Quien quiera que seas, tú y yo hablamos el mismo idioma y por esa trivial razón nos entendemos. Mas con las palabras del acervo colectivo persigo yo ciertos fines que, harto me lo temo, no coincidirán necesariamente con lo tuyos. Estamos insertos en la misma cultura y a la misma época nos tocó en suerte pertenecer, por tanto, nada de raro tiene que compartamos similares preocupaciones, parecidos entusiasmos e idénticas vicisitudes… Empero, me asalta la sospecha de que avecindados en la misma provincia espiritual, alojados en la misma parroquia cronológica, ambos nos las arreglaremos para que, intersecándose, nuestros caminos se enrumben, cada uno a su modo, hacia parajes diferentes y aún opuestos.

Es esa diferencia tremendamente enriquecedora aun cuando conflictiva en grado superlativo la que, en tanto que literato, en tanto que escritor que frente al tribunal de la propia conciencia libremente acepta responder, es esa divergencia, insisto, la que por encima de todo asumo, apuntalo y cultivo… Gracias a ella puedo pretender yo sin engreimiento alguno ser el que soy; y puedo declarar sin escarnecer la verdad ni violar las normas elementales de la cortesía, que me tienen sin cuidado las doctrinas de moda, que curo de las pasiones, preferencias y recelos de mis lectores tanto como curan de las heladas estepas siberianas los beduinos del desierto.

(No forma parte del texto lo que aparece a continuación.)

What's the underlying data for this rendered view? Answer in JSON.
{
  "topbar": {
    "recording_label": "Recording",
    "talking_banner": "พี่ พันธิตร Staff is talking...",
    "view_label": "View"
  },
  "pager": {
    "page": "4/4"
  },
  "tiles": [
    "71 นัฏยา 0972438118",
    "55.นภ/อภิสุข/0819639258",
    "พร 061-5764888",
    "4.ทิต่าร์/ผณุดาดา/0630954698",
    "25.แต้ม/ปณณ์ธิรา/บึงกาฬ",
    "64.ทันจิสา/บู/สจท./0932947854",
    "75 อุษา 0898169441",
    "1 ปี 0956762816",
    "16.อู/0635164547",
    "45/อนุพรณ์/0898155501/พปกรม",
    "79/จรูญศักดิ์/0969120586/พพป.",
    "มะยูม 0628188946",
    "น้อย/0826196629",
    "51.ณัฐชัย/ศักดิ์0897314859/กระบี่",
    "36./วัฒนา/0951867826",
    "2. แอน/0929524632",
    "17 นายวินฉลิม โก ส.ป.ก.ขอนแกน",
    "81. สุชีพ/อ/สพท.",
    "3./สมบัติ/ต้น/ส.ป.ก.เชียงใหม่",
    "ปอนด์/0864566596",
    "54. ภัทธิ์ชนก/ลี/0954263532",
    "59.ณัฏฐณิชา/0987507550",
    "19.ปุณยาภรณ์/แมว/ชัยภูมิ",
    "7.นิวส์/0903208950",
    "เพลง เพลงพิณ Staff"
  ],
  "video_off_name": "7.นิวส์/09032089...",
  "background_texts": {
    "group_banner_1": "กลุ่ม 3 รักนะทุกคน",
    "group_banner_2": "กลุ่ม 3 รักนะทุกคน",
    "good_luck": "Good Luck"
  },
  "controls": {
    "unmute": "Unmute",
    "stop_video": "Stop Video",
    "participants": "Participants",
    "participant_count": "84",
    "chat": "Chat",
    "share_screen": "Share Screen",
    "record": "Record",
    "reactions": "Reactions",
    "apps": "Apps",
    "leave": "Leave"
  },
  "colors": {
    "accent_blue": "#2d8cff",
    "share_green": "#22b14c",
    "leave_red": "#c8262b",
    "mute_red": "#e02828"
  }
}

Porque tú me lees –o se supone que alguna vez me leas– escribo yo. Pero si en el ejercicio de la lectura que, en la más halagüeña de las hipótesis, con atención emprendes se finca la posibilidad de mi propio quehacer literario, no determinan tus inclinaciones –tenlo por seguro– mis ideas, ni a tus aversiones se ajustará tampoco mi forma de expresión. Abordo la escritura como privilegiada modalidad de sentirme libre; y es la libertad –siempre que no anden descaminados mis barruntos– la suprema, la más imperiosa e ineludible vocación del hombre.